In many cancer tissues and cells, overactivation of the epidermal growth factor receptor (EGFR) can reduce apoptosis and promote cell proliferation. In gastric cancer cells, PKGII plays a pro-apoptotic role through inhibition of the EGF/EGFR-induced PI3K/AKT signaling pathway. EGF/EGFR signaling also initiates signal transduction of the JAK/STAT-mediated pathway. Afatinib combined with dasatinib can exert a pro-apoptotic effect in cancer cells by blocking EGFRs and their downstream signaling pathways, including PI3K/AKT and JAK/STAT. In non-small cell lung cancer (NSCLC), EGFR mutations promote proliferation, inhibit apoptosis and migration, and then promote tumor progression by activating the PI3K/AKT and JAK/STAT signaling pathways. Therefore, EGFR and the JAK/STAT and PI3K/Akt signaling pathways are closely related. Whether resveratrol exerts a neuroprotective effect through upregulation of EGFR and the JAK/STAT and PI3K/Akt signaling pathways requires further research.

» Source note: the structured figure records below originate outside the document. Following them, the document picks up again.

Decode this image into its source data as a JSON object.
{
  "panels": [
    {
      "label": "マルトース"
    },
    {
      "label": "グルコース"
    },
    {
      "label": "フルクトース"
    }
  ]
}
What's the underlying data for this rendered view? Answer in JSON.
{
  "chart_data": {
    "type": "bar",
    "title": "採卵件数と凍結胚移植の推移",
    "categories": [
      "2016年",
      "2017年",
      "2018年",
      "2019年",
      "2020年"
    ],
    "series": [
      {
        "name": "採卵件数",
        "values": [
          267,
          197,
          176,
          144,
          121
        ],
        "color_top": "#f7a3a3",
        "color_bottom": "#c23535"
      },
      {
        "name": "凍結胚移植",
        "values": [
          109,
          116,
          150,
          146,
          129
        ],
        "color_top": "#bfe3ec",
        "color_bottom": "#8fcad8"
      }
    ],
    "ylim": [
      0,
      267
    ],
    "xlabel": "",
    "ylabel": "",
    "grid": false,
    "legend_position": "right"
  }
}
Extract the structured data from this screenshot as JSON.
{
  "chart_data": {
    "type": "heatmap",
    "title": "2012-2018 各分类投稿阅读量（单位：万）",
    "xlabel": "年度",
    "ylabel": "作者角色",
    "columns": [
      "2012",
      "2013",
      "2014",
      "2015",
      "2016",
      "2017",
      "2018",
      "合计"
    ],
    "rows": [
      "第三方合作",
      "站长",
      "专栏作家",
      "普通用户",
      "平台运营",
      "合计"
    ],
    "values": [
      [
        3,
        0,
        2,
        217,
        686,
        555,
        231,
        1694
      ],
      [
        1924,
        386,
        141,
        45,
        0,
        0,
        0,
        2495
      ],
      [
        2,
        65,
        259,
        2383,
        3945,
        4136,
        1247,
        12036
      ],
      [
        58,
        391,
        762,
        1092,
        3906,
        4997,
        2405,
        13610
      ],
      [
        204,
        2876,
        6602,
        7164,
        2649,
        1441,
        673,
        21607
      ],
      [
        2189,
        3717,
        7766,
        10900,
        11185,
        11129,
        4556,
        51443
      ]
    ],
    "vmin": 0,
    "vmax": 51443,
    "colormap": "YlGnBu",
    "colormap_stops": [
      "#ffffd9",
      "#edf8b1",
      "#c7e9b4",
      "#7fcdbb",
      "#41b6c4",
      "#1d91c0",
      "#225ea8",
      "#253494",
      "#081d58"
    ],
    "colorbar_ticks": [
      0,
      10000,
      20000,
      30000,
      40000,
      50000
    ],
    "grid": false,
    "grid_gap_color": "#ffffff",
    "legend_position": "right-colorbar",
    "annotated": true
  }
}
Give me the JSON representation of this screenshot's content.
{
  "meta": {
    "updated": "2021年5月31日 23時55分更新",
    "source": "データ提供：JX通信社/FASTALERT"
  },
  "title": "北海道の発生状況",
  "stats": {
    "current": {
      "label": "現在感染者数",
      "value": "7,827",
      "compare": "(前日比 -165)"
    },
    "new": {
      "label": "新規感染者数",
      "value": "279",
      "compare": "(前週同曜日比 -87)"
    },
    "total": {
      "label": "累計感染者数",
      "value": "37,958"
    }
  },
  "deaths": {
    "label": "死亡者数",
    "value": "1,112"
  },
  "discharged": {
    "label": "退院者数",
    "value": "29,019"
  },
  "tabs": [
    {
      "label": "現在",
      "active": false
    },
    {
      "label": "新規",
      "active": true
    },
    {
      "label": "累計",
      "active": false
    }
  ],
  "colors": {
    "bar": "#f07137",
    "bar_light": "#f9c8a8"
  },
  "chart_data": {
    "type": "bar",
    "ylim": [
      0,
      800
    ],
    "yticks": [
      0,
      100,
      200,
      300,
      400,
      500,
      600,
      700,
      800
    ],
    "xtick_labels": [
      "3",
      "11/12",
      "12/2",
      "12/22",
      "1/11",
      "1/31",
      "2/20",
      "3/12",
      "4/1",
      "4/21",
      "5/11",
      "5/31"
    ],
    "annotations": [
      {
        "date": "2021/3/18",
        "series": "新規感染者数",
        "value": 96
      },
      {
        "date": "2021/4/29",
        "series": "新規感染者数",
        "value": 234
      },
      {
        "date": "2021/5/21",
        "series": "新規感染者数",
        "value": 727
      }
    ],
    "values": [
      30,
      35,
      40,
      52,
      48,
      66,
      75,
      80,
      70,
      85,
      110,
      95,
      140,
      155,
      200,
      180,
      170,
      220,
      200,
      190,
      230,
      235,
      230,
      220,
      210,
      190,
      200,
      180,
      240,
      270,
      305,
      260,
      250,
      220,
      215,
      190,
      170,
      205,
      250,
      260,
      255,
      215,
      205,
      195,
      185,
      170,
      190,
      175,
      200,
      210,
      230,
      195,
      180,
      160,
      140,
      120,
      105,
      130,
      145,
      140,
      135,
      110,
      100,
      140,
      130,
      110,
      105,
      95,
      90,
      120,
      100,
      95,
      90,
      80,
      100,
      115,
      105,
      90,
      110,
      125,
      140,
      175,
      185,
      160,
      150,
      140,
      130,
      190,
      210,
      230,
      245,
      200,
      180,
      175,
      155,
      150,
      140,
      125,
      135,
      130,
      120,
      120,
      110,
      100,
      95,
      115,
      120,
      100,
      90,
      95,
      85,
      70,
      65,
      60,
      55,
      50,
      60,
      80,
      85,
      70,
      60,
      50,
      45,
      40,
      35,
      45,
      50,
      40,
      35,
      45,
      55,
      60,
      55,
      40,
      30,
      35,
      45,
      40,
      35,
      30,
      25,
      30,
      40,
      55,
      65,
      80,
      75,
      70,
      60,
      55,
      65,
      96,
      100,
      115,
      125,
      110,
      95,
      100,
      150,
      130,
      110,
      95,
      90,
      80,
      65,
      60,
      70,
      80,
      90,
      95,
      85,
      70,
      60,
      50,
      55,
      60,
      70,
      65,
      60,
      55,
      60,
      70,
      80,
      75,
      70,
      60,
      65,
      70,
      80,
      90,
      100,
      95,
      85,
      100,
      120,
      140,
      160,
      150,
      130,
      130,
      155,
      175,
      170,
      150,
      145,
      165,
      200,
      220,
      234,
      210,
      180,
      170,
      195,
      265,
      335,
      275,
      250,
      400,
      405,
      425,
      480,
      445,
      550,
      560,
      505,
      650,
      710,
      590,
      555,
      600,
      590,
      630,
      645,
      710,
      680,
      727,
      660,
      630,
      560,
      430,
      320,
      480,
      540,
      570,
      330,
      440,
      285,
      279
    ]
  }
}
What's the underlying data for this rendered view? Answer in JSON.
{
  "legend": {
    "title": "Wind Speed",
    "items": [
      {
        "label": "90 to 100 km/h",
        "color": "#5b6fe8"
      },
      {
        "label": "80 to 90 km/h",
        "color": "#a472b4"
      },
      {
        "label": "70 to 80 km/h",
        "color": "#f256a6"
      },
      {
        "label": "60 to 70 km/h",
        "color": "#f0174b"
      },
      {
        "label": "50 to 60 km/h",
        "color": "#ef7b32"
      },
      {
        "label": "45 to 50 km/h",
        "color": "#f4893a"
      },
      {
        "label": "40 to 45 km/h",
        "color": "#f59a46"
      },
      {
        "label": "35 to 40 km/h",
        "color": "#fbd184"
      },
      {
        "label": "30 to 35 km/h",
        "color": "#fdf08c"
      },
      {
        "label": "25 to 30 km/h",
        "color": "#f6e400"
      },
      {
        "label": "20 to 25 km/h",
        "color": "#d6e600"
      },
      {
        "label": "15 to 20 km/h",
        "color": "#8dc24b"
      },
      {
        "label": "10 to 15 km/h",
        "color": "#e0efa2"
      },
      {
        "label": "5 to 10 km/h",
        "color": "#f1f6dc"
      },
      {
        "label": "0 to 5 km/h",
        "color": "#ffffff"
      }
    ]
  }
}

In conclusion, the findings of this study suggest that resveratrol provides neuroprotective effects against cerebral I/R injury, which is partially mediated by activation of the JAK2/STAT3/PI3K/AKT/mTOR pathway. In addition, resveratrol may indirectly upregulate the PI3K/AKT/mTOR pathway by activating JAK2/STAT3. Our findings regarding the resveratrol-mediated molecular mechanisms and signaling pathways provides a new insight into and therapeutic target for cerebral ischemia. Future studies should focus on other possible relationships between JAK2/STAT3 and PI3K/AKT/mTOR in the action of resveratrol in cerebral ischemia.

Conflict of interest

The authors declare no conflict of interest.